The glucocorticoid receptor: cause of or cure for obesity?

Abstract

Glucocorticoid hormones (GCs) are important regulators of lipid metabolism, promoting lipolysis with acute treatment but lipogenesis with chronic exposure. Conventional wisdom posits that these disparate outcomes are mediated by the classical glucocorticoid receptor GRα. There is insufficient knowledge of the GC receptors (GRα and GRβ) in metabolic conditions such as obesity and diabetes. We present acute models of GC exposure that induce lipolysis, such as exercise, as well as chronic-excess models that cause obesity and lipid accumulation in the liver, such as hepatic steatosis. Alternative mechanisms are then proposed for the lipogenic actions of GCs, including induction of GC resistance by the GRβ isoform, and promotion of lipogenesis by GC activation of the mineralocorticoid receptor (MR). Finally, the potential involvement of chaperone proteins in the regulation of adipogenesis is considered. This reevaluation may prove useful to future studies on the steroidal basis of adipogenesis and obesity.

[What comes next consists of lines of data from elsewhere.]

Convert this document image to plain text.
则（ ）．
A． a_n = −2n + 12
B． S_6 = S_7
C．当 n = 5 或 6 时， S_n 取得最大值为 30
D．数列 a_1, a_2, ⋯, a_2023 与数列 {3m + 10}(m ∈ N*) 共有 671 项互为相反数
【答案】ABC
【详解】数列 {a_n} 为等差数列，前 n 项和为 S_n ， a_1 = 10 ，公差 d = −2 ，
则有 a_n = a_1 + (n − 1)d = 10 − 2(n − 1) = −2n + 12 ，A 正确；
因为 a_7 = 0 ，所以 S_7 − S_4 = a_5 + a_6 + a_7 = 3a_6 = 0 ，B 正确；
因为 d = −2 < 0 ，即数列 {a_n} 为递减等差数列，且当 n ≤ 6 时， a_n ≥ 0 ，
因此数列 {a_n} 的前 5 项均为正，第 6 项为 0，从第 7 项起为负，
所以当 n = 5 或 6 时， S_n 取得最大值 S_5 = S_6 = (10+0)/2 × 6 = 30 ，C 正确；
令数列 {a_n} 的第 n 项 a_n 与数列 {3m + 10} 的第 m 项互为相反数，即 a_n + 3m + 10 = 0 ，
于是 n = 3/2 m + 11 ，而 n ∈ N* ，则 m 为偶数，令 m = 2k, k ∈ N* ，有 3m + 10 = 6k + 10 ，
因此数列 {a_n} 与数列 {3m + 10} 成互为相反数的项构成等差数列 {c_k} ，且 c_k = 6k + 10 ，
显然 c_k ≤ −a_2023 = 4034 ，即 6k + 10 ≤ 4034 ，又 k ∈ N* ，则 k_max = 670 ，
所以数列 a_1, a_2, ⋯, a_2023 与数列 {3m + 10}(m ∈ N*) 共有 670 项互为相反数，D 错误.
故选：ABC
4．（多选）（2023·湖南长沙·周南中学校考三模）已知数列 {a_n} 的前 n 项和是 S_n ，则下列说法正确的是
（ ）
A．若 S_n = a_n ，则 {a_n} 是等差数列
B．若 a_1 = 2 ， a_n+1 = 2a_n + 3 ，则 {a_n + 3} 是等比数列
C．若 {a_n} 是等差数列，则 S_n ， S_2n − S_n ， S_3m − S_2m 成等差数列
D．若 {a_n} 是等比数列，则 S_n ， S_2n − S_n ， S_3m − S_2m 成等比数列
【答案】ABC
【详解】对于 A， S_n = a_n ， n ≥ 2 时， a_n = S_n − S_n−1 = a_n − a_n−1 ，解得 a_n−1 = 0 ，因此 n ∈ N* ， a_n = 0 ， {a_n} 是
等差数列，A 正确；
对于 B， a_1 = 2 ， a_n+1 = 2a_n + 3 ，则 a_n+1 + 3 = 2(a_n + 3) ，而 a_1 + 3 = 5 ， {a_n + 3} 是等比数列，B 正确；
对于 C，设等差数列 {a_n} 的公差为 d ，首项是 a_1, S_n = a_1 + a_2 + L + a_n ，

Keywords: adipogenesis; adipose differentiation; glucocorticoid receptor; glucocorticoid receptor-α; glucocorticoid receptor-β; glucocorticoids; lipolysis.

Fig. 1.

Alternative splicing of the human (hGR) and mouse glucocorticoid (GC) receptor (hGR) genes. Alternative splicing of the hGR (A) and mGR genes (B) constructs the GRα and GRβ isoforms. The mGRβ isoform exhibits a functional domain structure that is nearly identical to hGRβ, and both have 15 amino acids as a result of an alternative acceptor for human and alternative donor for mouse from the β-exon. Compared with the GRα protein, the β-isoforms of both species have reduced and distinct COOH-terminal regions that have a truncated ligand binding AF-2 domain (helix 12). These features account for their lack of ability to bind hormone. AF, activation function; DBD, DNA-binding domain; H, hinge region; LBD, ligand-binding domain; ATG, ATG start site; N, NH₂ terminus; UTR, untranslated region. Heat shock protein 90 (HSP90) binding regions for human and mouse GRα and GRβ are shown.

Fig. 2.

GCs induce lipolysis through enhancement of lipase genes. GCs bind to GRα, causing phosphorylation, dissociation of HSP90, translocation to the nucleus, and binding to GC response elements (GREs) in promoters of genes. In adipocytes, GRα enhances genes involved in lipolysis [adipose triglyceride lipase (ATGL) and angiopoietin-like 4 (Angptl4)] and suppresses genes that are lipogenic [phosphodiesterase 3B (PDE3B)]. Catecholamines (C) and ANGPTL4 bind to their receptors and increase cellular cAMP levels, which activate PKA, causing phosphorylation of hormone-sensitive lipase (HSL) and perilipins. Phosphorylation causes the release of perilipins from the lipid droplet and exposure of HSL to triacylglycerol, resulting in breakdown and release of glycerol and fatty acids in the blood. GPCR, G protein-coupled receptor.

Fig. 3.

Speculation that obesity is a state of GC resistance and the relationship of GRα and GRβ. The participation of the GR isoforms in obesity and adipocyte hypertrophy is unknown. However, the role of GCs and GRα in lipolysis has been demonstrated. Therefore, lean patients may have GC sensitivity that enhances GRα activity in adipocytes, which elevates lipolysis and the release of free fatty acids (FFA), whereas obese patients may have GC resistance by increasing levels of GRβ, resulting in adipocyte hypertrophy, lipogenesis, and FFA uptake.

Fig. 4.

Protein phosphatase (PP5) dephosphorylates peroxisome proliferator-activated receptor-γ (PPARγ) to increase adipogenesis. In adipocytes, PP5 dephosphorylates Ser¹¹² (S112) in PPARγ, increasing adipogenic gene expression. The MAPK pathway causes phosphorylation (P) of S112, resulting in the inhibition of lipid accumulation. Cyclin-dependent kinase-5 (CDK5) targeting of Ser²⁷³ (S273) leads to insulin resistance. At present, phosphatase targeting of S273 is unknown. Z, zinc finger DNA-binding domain.